Wrangling bodies was barely proper for a man to do, let alone a highborn girl. If Thomas left me friendless at school, I’d sink into an abyss so deep I feared I’d never resurface.
The proper society girl in me was loath to admit it, but his flirtations kept me afloat in a sea of conflicting feelings. Passion and annoyance were fire, and fire was alive and crackling with power. Fire breathed. Grief was a vat of quicksand; the more one struggled against it, the deeper it pulled one under. I’d much rather be set ablaze than buried alive. Though the mere thought of being in a compromising position with Thomas was enough to make my face warm.
“Audrey Rose,” Thomas began, fussing with the cuffs of his cutaway coat, then ran a hand through his dark hair, an action truly foreign to my normally arrogant friend. Mrs. Harvey stirred but didn’t wake, and for once I truly wished she would.
“Yes?” I sat even straighter, forcing the boning of my corset to act as if it were armor. Thomas hardly ever called me by my first name unless something awful was about to occur. During an autopsy a few months back, we’d engaged in a battle of wits—which I’d thought I’d won at the time but now wasn’t so sure—and I’d allowed him the use of my surname. A privilege he also granted me, and something I occasionally regretted whenever he’d call me Wadsworth in public. “What is it?”
I watched him take a few deep breaths, my focus straying to his finely made suit. He was rather handsomely dressed for our arrival. His midnight-blue suit was tailored to his frame in a way that made one pause and admire both it and the young man filling it out. I reached for my buttons, then caught myself.
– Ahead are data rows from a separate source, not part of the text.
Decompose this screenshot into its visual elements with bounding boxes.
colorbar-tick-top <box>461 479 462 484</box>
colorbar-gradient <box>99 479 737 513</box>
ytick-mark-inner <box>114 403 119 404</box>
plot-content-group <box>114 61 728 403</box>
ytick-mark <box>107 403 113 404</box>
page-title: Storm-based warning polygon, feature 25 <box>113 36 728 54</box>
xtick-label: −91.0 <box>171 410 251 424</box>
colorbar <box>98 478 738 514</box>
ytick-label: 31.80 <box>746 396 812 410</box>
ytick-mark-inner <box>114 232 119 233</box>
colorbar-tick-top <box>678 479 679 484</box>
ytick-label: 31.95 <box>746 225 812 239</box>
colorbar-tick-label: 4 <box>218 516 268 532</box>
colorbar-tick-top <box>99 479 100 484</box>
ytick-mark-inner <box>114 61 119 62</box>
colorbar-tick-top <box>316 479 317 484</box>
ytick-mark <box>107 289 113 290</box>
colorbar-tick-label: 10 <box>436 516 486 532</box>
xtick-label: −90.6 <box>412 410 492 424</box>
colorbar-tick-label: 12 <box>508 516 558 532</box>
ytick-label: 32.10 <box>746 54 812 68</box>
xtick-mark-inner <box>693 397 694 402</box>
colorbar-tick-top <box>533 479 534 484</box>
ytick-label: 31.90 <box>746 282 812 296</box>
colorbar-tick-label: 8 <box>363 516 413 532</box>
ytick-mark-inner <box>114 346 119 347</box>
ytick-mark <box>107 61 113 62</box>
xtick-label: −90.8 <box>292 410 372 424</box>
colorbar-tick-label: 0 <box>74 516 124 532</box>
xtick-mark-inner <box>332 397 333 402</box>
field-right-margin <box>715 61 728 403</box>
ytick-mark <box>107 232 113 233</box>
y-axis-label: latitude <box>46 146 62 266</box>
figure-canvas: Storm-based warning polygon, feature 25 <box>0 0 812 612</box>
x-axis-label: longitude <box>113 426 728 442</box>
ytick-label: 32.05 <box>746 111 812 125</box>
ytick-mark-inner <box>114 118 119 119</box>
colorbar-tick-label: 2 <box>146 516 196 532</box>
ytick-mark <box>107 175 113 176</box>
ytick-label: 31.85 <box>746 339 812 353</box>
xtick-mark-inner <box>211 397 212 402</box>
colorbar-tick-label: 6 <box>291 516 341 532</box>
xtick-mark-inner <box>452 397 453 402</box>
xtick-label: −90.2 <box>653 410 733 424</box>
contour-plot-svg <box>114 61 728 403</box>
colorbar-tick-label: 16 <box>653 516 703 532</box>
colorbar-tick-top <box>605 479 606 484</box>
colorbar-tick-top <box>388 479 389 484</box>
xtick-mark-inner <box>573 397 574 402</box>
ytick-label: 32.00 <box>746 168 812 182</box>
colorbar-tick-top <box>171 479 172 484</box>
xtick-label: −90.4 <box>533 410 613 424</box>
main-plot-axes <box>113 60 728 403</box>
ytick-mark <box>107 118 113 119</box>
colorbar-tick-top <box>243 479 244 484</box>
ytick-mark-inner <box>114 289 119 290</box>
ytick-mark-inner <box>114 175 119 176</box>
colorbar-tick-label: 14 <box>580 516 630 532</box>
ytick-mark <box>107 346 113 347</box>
“There’s something I’ve been meaning to tell you,” he said, moving about in his seat. “I… think it only fair to disclose this before we arrive.”
His knee knocked into the wooden panel again, and he hesitated. Perhaps he was already realizing his association with me would pose an issue in school for him. I braced myself for it, the snip of the cord that tethered me to sanity. I would not ask him to stay and be my friend through this. No matter if it killed me. I focused on my breaths, counting the seconds between them.
Grandmama claimed the phrase “Renowned for their stubbornness” should be inscribed on all Wadsworth tombs. I didn’t disagree. I lifted my chin. The chugging of the wheels now counted off each amplified beat of my heart, pumping adrenaline into my veins. I swallowed several times. If he didn’t speak soon, I feared I’d be sick all over him and his handsome suit.